After training, we can evaluate the model's performance on the validation set.

In [None]:
# Evaluation Function
def evaluate(inp_sentence):
    start_token = [tokenizer_pt.vocab_size]
    end_token = [tokenizer_pt.vocab_size + 1]

    # Tokenize input sentence
    inp_sentence = start_token + tokenizer_pt.encode(inp_sentence) + end_token
    encoder_input = tf.expand_dims(inp_sentence, 0)

    decoder_input = [tokenizer_en.vocab_size]
    output = tf.expand_dims(decoder_input, 0)

    for i in range(40):
        enc_padding_mask, combined_mask, dec_padding_mask = create_masks(
            encoder_input, output)

        # Predictions
        predictions, attention_weights = transformer(encoder_input, 
                                                     output,
                                                     False,
                                                     enc_padding_mask,
                                                     combined_mask,
                                                     dec_padding_mask)

        predictions = predictions[:, -1:, :]  # (batch_size, 1, vocab_size)
        predicted_id = tf.cast(tf.argmax(predictions, axis=-1), tf.int32)

        if predicted_id == tokenizer_en.vocab_size + 1:
            return tf.squeeze(output, axis=0), attention_weights

        output = tf.concat([output, predicted_id], axis=-1)

    return tf.squeeze(output, axis=0), attention_weights

# Function to translate
def translate(sentence):
    result, attention_weights = evaluate(sentence)

    predicted_sentence = tokenizer_en.decode([i for i in result 
                                              if i < tokenizer_en.vocab_size])
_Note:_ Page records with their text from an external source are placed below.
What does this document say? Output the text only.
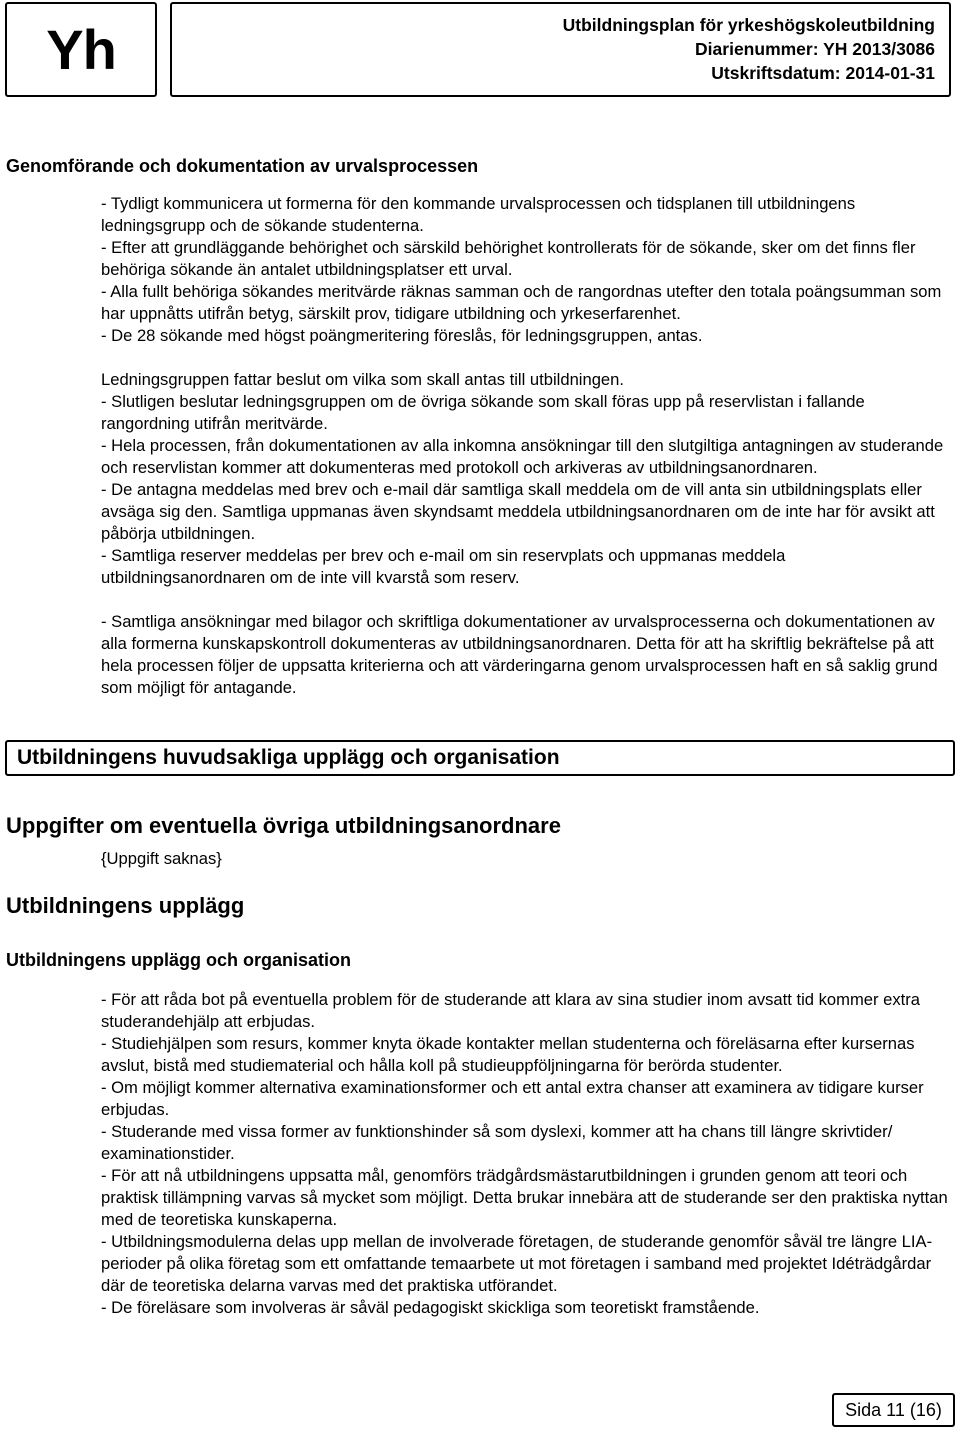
Yh	Utbildningsplan för yrkeshögskoleutbildning
Diarienummer: YH 2013/3086
Utskriftsdatum: 2014-01-31
Genomförande och dokumentation av urvalsprocessen

- Tydligt kommunicera ut formerna för den kommande urvalsprocessen och tidsplanen till utbildningens ledningsgrupp och de sökande studenterna.

- Efter att grundläggande behörighet och särskild behörighet kontrollerats för de sökande, sker om det finns fler behöriga sökande än antalet utbildningsplatser ett urval.

- Alla fullt behöriga sökandes meritvärde räknas samman och de rangordnas utefter den totala poängsumman som har uppnåtts utifrån betyg, särskilt prov, tidigare utbildning och yrkeserfarenhet.

- De 28 sökande med högst poängmeritering föreslås, för ledningsgruppen, antas.

Ledningsgruppen fattar beslut om vilka som skall antas till utbildningen.

- Slutligen beslutar ledningsgruppen om de övriga sökande som skall föras upp på reservlistan i fallande rangordning utifrån meritvärde.

- Hela processen, från dokumentationen av alla inkomna ansökningar till den slutgiltiga antagningen av studerande och reservlistan kommer att dokumenteras med protokoll och arkiveras av utbildningsanordnaren.

- De antagna meddelas med brev och e-mail där samtliga skall meddela om de vill anta sin utbildningsplats eller avsäga sig den. Samtliga uppmanas även skyndsamt meddela utbildningsanordnaren om de inte har för avsikt att påbörja utbildningen.

- Samtliga reserver meddelas per brev och e-mail om sin reservplats och uppmanas meddela utbildningsanordnaren om de inte vill kvarstå som reserv.

- Samtliga ansökningar med bilagor och skriftliga dokumentationer av urvalsprocesserna och dokumentationen av alla formerna kunskapskontroll dokumenteras av utbildningsanordnaren. Detta för att ha skriftlig bekräftelse på att hela processen följer de uppsatta kriterierna och att värderingarna genom urvalsprocessen haft en så saklig grund som möjligt för antagande.

Utbildningens huvudsakliga upplägg och organisation
Uppgifter om eventuella övriga utbildningsanordnare
{Uppgift saknas}
Utbildningens upplägg
Utbildningens upplägg och organisation

- För att råda bot på eventuella problem för de studerande att klara av sina studier inom avsatt tid kommer extra studerandehjälp att erbjudas.

- Studiehjälpen som resurs, kommer knyta ökade kontakter mellan studenterna och föreläsarna efter kursernas avslut, bistå med studiematerial och hålla koll på studieuppföljningarna för berörda studenter.

- Om möjligt kommer alternativa examinationsformer och ett antal extra chanser att examinera av tidigare kurser erbjudas.

- Studerande med vissa former av funktionshinder så som dyslexi, kommer att ha chans till längre skrivtider/ examinationstider.

- För att nå utbildningens uppsatta mål, genomförs trädgårdsmästarutbildningen i grunden genom att teori och praktisk tillämpning varvas så mycket som möjligt. Detta brukar innebära att de studerande ser den praktiska nyttan med de teoretiska kunskaperna.

- Utbildningsmodulerna delas upp mellan de involverade företagen, de studerande genomför såväl tre längre LIA-perioder på olika företag som ett omfattande temaarbete ut mot företagen i samband med projektet Idéträdgårdar där de teoretiska delarna varvas med det praktiska utförandet.

- De föreläsare som involveras är såväl pedagogiskt skickliga som teoretiskt framstående.

Sida 11 (16)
    print('Input: {}'.format(sentence))
    print('Predicted translation: {}'.format(predicted_sentence))

# Example
translate("este é um problema que temos que resolver.")

<a id="4"></a>
## 4. Latest Developments in Transformers

<a id="4.1"></a>
### BERT (Bidirectional Encoder Representations from Transformers)
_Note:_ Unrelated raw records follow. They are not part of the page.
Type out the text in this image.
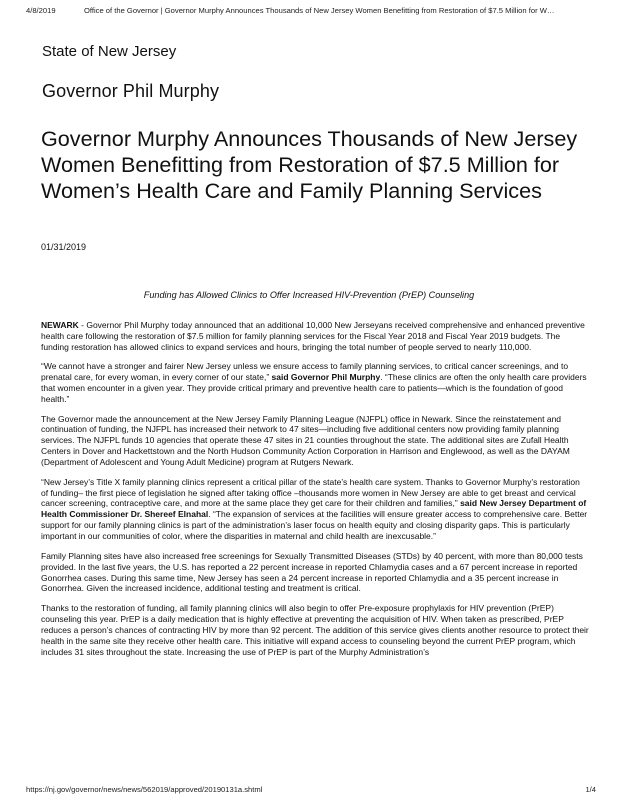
4/8/2019	Office of the Governor | Governor Murphy Announces Thousands of New Jersey Women Benefitting from Restoration of $7.5 Million for W…
State of New Jersey
Governor Phil Murphy
Governor Murphy Announces Thousands of New Jersey Women Benefitting from Restoration of $7.5 Million for Women’s Health Care and Family Planning Services
01/31/2019
Funding has Allowed Clinics to Offer Increased HIV-Prevention (PrEP) Counseling

NEWARK - Governor Phil Murphy today announced that an additional 10,000 New Jerseyans received comprehensive and enhanced preventive health care following the restoration of $7.5 million for family planning services for the Fiscal Year 2018 and Fiscal Year 2019 budgets. The funding restoration has allowed clinics to expand services and hours, bringing the total number of people served to nearly 110,000.

“We cannot have a stronger and fairer New Jersey unless we ensure access to family planning services, to critical cancer screenings, and to prenatal care, for every woman, in every corner of our state,” said Governor Phil Murphy. “These clinics are often the only health care providers that women encounter in a given year. They provide critical primary and preventive health care to patients—which is the foundation of good health.”

The Governor made the announcement at the New Jersey Family Planning League (NJFPL) office in Newark. Since the reinstatement and continuation of funding, the NJFPL has increased their network to 47 sites—including five additional centers now providing family planning services. The NJFPL funds 10 agencies that operate these 47 sites in 21 counties throughout the state. The additional sites are Zufall Health Centers in Dover and Hackettstown and the North Hudson Community Action Corporation in Harrison and Englewood, as well as the DAYAM (Department of Adolescent and Young Adult Medicine) program at Rutgers Newark.

“New Jersey’s Title X family planning clinics represent a critical pillar of the state’s health care system. Thanks to Governor Murphy’s restoration of funding– the first piece of legislation he signed after taking office –thousands more women in New Jersey are able to get breast and cervical cancer screening, contraceptive care, and more at the same place they get care for their children and families,” said New Jersey Department of Health Commissioner Dr. Shereef Elnahal. “The expansion of services at the facilities will ensure greater access to comprehensive care. Better support for our family planning clinics is part of the administration’s laser focus on health equity and closing disparity gaps. This is particularly important in our communities of color, where the disparities in maternal and child health are inexcusable.”

Family Planning sites have also increased free screenings for Sexually Transmitted Diseases (STDs) by 40 percent, with more than 80,000 tests provided. In the last five years, the U.S. has reported a 22 percent increase in reported Chlamydia cases and a 67 percent increase in reported Gonorrhea cases. During this same time, New Jersey has seen a 24 percent increase in reported Chlamydia and a 35 percent increase in Gonorrhea. Given the increased incidence, additional testing and treatment is critical.

Thanks to the restoration of funding, all family planning clinics will also begin to offer Pre-exposure prophylaxis for HIV prevention (PrEP) counseling this year. PrEP is a daily medication that is highly effective at preventing the acquisition of HIV. When taken as prescribed, PrEP reduces a person’s chances of contracting HIV by more than 92 percent. The addition of this service gives clients another resource to protect their health in the same site they receive other health care. This initiative will expand access to counseling beyond the current PrEP program, which includes 31 sites throughout the state. Increasing the use of PrEP is part of the Murphy Administration’s

https://nj.gov/governor/news/news/562019/approved/20190131a.shtml	1/4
- Introduced by Devlin et al. in 2018 [[2]](#ref2)
- Uses the encoder part of the Transformer
- Pre-trained on large text corpora with masked language modeling and next sentence prediction
- Achieves state-of-the-art results on various NLP tasks

<a id="4.2"></a>
### GPT Series

- Generative Pre-trained Transformer models by OpenAI
- GPT-1 (2018), GPT-2 (2019), GPT-3 (2020), GPT-4 (2023)
- Uses the decoder part of the Transformer
- Pre-trained on large text corpora
- Capable of generating coherent and contextually relevant text

<a id="4.3"></a>
### T5 (Text-to-Text Transfer Transformer)

- Introduced by Raffel et al. in 2019 [[3]](#ref3)
- Unified framework that converts all NLP tasks into a text-to-text format
- Achieves strong performance across a variety of tasks

<a id="4.4"></a>
### Vision Transformers (ViT)

- Introduced by Dosovitskiy et al. in 2020 [[4]](#ref4)
- Applies Transformer architecture to image recognition tasks
- Splits images into patches and treats them as tokens

<a id="5"></a>
## 5. Conclusion

Attention mechanisms and Transformer models have fundamentally changed the landscape of deep learning, particularly in NLP. By effectively modeling long-range dependencies and enabling parallel computation, Transformers have achieved state-of-the-art results across numerous tasks. Ongoing research continues to push the boundaries, extending Transformers to new domains and improving their efficiency.

<a id="6"></a>
## 6. References

1. <a id="ref1"></a>Vaswani, A., et al. (2017). *Attention Is All You Need*. [arXiv:1706.03762](https://arxiv.org/abs/1706.03762)
2. <a id="ref2"></a>Devlin, J., et al. (2018). *BERT: Pre-training of Deep Bidirectional Transformers for Language Understanding*. [arXiv:1810.04805](https://arxiv.org/abs/1810.04805)
3. <a id="ref3"></a>Raffel, C., et al. (2019). *Exploring the Limits of Transfer Learning with a Unified Text-to-Text Transformer*. [arXiv:1910.10683](https://arxiv.org/abs/1910.10683)
4. <a id="ref4"></a>Dosovitskiy, A., et al. (2020). *An Image is Worth 16x16 Words: Transformers for Image Recognition at Scale*. [arXiv:2010.11929](https://arxiv.org/abs/2010.11929)

---

This notebook provides an in-depth exploration of attention mechanisms and Transformer models. You can run the code cells to see how Transformers are implemented and experiment with the models.